1. La population initiale:
* Staphylococcus aureus (S. aureus): Une bactérie courante trouvée sur la peau humaine et dans le nez. Il peut provoquer des infections cutanées, une pneumonie et d'autres maladies.
* méthicilline: Un antibiotique utilisé pour traiter les infections de S. aureus.
2. Introduction de la pression sélective:
* Utilisation des antibiotiques: Lorsque la méthicilline a été introduite, elle a été très efficace contre S. aureus. Cependant, une utilisation généralisée de l'antibiotique a créé une forte pression sélective.
3. Variation génétique:
* Mutations préexistantes: Au sein de la population de S. aureus, certaines bactéries portaient déjà des mutations qui conféraient une résistance à la méthicilline. Ces mutations étaient souvent dans les gènes impliqués dans la synthèse de la paroi cellulaire, que la méthicilline ciblait.
4. Survie des plus fittes:
* Sélection: La présence de méthicilline a créé un environnement où seules les bactéries résistantes à la méthicilline pouvaient survivre et se reproduire. Les souches résistantes avaient un avantage significatif, leur permettant de prospérer tandis que des souches sensibles étaient tuées.
5. Reproduction et propagation:
* réplication: Les bactéries résistantes se sont multipliées et se sont propagées, augmentant leur nombre au sein de la population.
* Transfert de gènes horizontaux: Les souches de SARM ont souvent la capacité de transférer leurs gènes de résistance vers d'autres bactéries, répartissant la résistance plus rapidement.
6. Émergence du SARM:
* Évolution d'une nouvelle souche: Par exposition continue à la méthicilline, la population de S. aureus a évolué, conduisant à l'émergence du SARM, une souche distincte avec la capacité de résister à la méthicilline.
Principes clés illustrés:
* Adaptation: La souche du SARM s'est adaptée à la présence de méthicilline par la sélection de mutations préexistantes qui conféraient une résistance.
* Sélection naturelle: La pression antibiotique a agi comme une force sélective, favorisant la survie et la reproduction des bactéries résistantes à la méthicilline, tout en éliminant les souches sensibles.
Conséquences:
* Défis de traitement: Les infections à SARM sont difficiles à traiter car elles résistent à de nombreux antibiotiques couramment utilisés.

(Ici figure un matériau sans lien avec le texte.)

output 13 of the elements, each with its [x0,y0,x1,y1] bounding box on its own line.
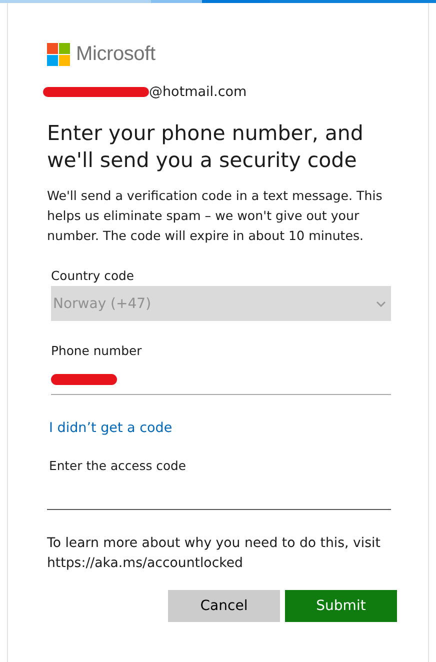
logo-icon [47,43,70,66]
chevron-icon [376,300,386,306]
field-label: Enter the access code [49,458,188,473]
resend-code-link[interactable]: I didn’t get a code [49,420,172,436]
brand-name: Microsoft [76,43,156,66]
email-address: @hotmail.com [149,84,247,100]
cancel-button[interactable]: Cancel [168,590,280,622]
info-text: To learn more about why you need to do this, visit https://aka.ms/accountlocked [47,535,382,573]
field-label: Country code [51,268,136,283]
page-heading: Enter your phone number, and we'll send you a security code [47,120,364,174]
submit-button[interactable]: Submit [285,590,397,622]
description-text: We'll send a verification code in a text message. This helps us eliminate spam – we won't give out your number. The code will expire in about 10 minutes. [47,187,384,245]
field-label: Phone number [51,343,143,358]
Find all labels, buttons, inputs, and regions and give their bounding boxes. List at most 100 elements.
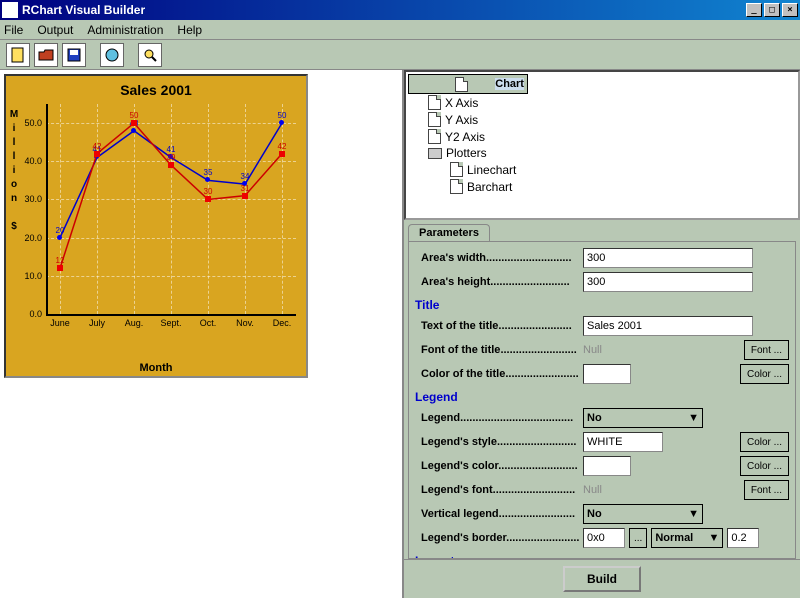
swatch-legend-color[interactable]: [583, 456, 631, 476]
menu-help[interactable]: Help: [177, 23, 202, 37]
document-icon: [455, 77, 468, 92]
tab-parameters[interactable]: Parameters: [408, 224, 490, 241]
ytick: 30.0: [24, 194, 42, 204]
tree-item-label: Y Axis: [445, 113, 478, 127]
label-legend: Legend..................................…: [415, 412, 583, 424]
ytick: 10.0: [24, 271, 42, 281]
chart-ylabel: Million $: [8, 108, 20, 234]
label-legend-color: Legend's color..........................: [415, 460, 583, 472]
button-title-font[interactable]: Font ...: [744, 340, 789, 360]
data-label: 35: [204, 168, 213, 177]
button-title-color[interactable]: Color ...: [740, 364, 789, 384]
tree-item-label: Linechart: [467, 163, 516, 177]
datapoint: [57, 265, 63, 271]
object-tree[interactable]: Chart X Axis Y Axis Y2 Axis Plotters Linechar…: [404, 70, 800, 220]
tree-item-label: Barchart: [467, 180, 512, 194]
datapoint: [205, 196, 211, 202]
input-area-width[interactable]: [583, 248, 753, 268]
document-icon: [428, 129, 441, 144]
right-pane: Chart X Axis Y Axis Y2 Axis Plotters Linechar…: [404, 70, 800, 598]
menu-file[interactable]: File: [4, 23, 23, 37]
ytick: 20.0: [24, 233, 42, 243]
build-button[interactable]: Build: [563, 566, 641, 592]
input-border-val[interactable]: [583, 528, 625, 548]
legend-font-null: Null: [583, 484, 633, 496]
datapoint: [94, 151, 100, 157]
data-label: 42: [278, 142, 287, 151]
title-font-null: Null: [583, 344, 633, 356]
input-title-text[interactable]: [583, 316, 753, 336]
new-button[interactable]: [6, 43, 30, 67]
save-button[interactable]: [62, 43, 86, 67]
button-border-picker[interactable]: ...: [629, 528, 647, 548]
folder-icon: [428, 148, 442, 159]
datapoint: [57, 235, 62, 240]
select-border-style[interactable]: Normal▼: [651, 528, 723, 548]
select-legend[interactable]: No▼: [583, 408, 703, 428]
close-button[interactable]: ×: [782, 3, 798, 17]
tree-item-y2-axis[interactable]: Y2 Axis: [408, 128, 796, 145]
menu-administration[interactable]: Administration: [87, 23, 163, 37]
parameters-panel[interactable]: Area's width............................…: [408, 241, 796, 559]
label-vertical-legend: Vertical legend.........................: [415, 508, 583, 520]
datapoint: [131, 120, 137, 126]
chart-preview: Sales 2001 Million $ 0.010.020.030.040.0…: [4, 74, 308, 378]
datapoint: [168, 162, 174, 168]
window-title: RChart Visual Builder: [22, 3, 744, 17]
document-icon: [450, 179, 463, 194]
chevron-down-icon: ▼: [708, 532, 719, 544]
tree-item-label: Y2 Axis: [445, 130, 485, 144]
minimize-button[interactable]: _: [746, 3, 762, 17]
tree-item-barchart[interactable]: Barchart: [408, 178, 796, 195]
input-area-height[interactable]: [583, 272, 753, 292]
data-label: 50: [130, 111, 139, 120]
button-legend-color[interactable]: Color ...: [740, 456, 789, 476]
datapoint: [131, 128, 136, 133]
tree-item-plotters[interactable]: Plotters: [408, 145, 796, 161]
tree-item-label: Plotters: [446, 146, 487, 160]
data-label: 50: [278, 111, 287, 120]
data-label: 12: [56, 256, 65, 265]
tree-item-chart[interactable]: Chart: [408, 74, 528, 94]
maximize-button[interactable]: □: [764, 3, 780, 17]
ytick: 50.0: [24, 118, 42, 128]
button-legend-font[interactable]: Font ...: [744, 480, 789, 500]
tree-item-y-axis[interactable]: Y Axis: [408, 111, 796, 128]
toolbar: [0, 40, 800, 70]
xtick: Dec.: [273, 318, 292, 328]
swatch-title-color[interactable]: [583, 364, 631, 384]
ytick: 0.0: [29, 309, 42, 319]
label-legend-style: Legend's style..........................: [415, 436, 583, 448]
document-icon: [428, 95, 441, 110]
label-title-color: Color of the title......................…: [415, 368, 583, 380]
preview-button[interactable]: [138, 43, 162, 67]
input-legend-style[interactable]: [583, 432, 663, 452]
xtick: June: [50, 318, 70, 328]
label-area-width: Area's width............................: [415, 252, 583, 264]
tree-item-linechart[interactable]: Linechart: [408, 161, 796, 178]
datapoint: [242, 193, 248, 199]
input-border-width[interactable]: [727, 528, 759, 548]
section-legend: Legend: [415, 390, 789, 404]
select-vertical-legend[interactable]: No▼: [583, 504, 703, 524]
preview-pane: Sales 2001 Million $ 0.010.020.030.040.0…: [0, 70, 404, 598]
chart-title: Sales 2001: [6, 82, 306, 98]
open-button[interactable]: [34, 43, 58, 67]
label-legend-font: Legend's font...........................: [415, 484, 583, 496]
chart-xlabel: Month: [6, 362, 306, 374]
tree-item-label: X Axis: [445, 96, 478, 110]
label-title-font: Font of the title.......................…: [415, 344, 583, 356]
document-icon: [428, 112, 441, 127]
label-legend-border: Legend's border........................: [415, 532, 583, 544]
menubar: File Output Administration Help: [0, 20, 800, 40]
data-label: 39: [167, 153, 176, 162]
browser-button[interactable]: [100, 43, 124, 67]
label-title-text: Text of the title.......................…: [415, 320, 583, 332]
menu-output[interactable]: Output: [37, 23, 73, 37]
document-icon: [450, 162, 463, 177]
tree-item-x-axis[interactable]: X Axis: [408, 94, 796, 111]
xtick: July: [89, 318, 105, 328]
xtick: Aug.: [125, 318, 144, 328]
xtick: Nov.: [236, 318, 254, 328]
button-legend-style-color[interactable]: Color ...: [740, 432, 789, 452]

* Présentations de santé publique: Les infections à SARM peuvent être graves et constituent une menace croissante de santé publique, en particulier dans les hôpitaux et autres établissements de soins de santé.
En conclusion:
Le développement du SARM illustre comment l'adaptation et la sélection naturelle peuvent entraîner l'émergence de nouvelles souches de micro-organismes. Il met en évidence l'importance de l'utilisation responsable des antibiotiques pour prévenir l'évolution des bactéries résistantes aux antibiotiques et la nécessité d'une recherche en cours pour développer de nouveaux traitements pour les infections résistantes aux médicaments.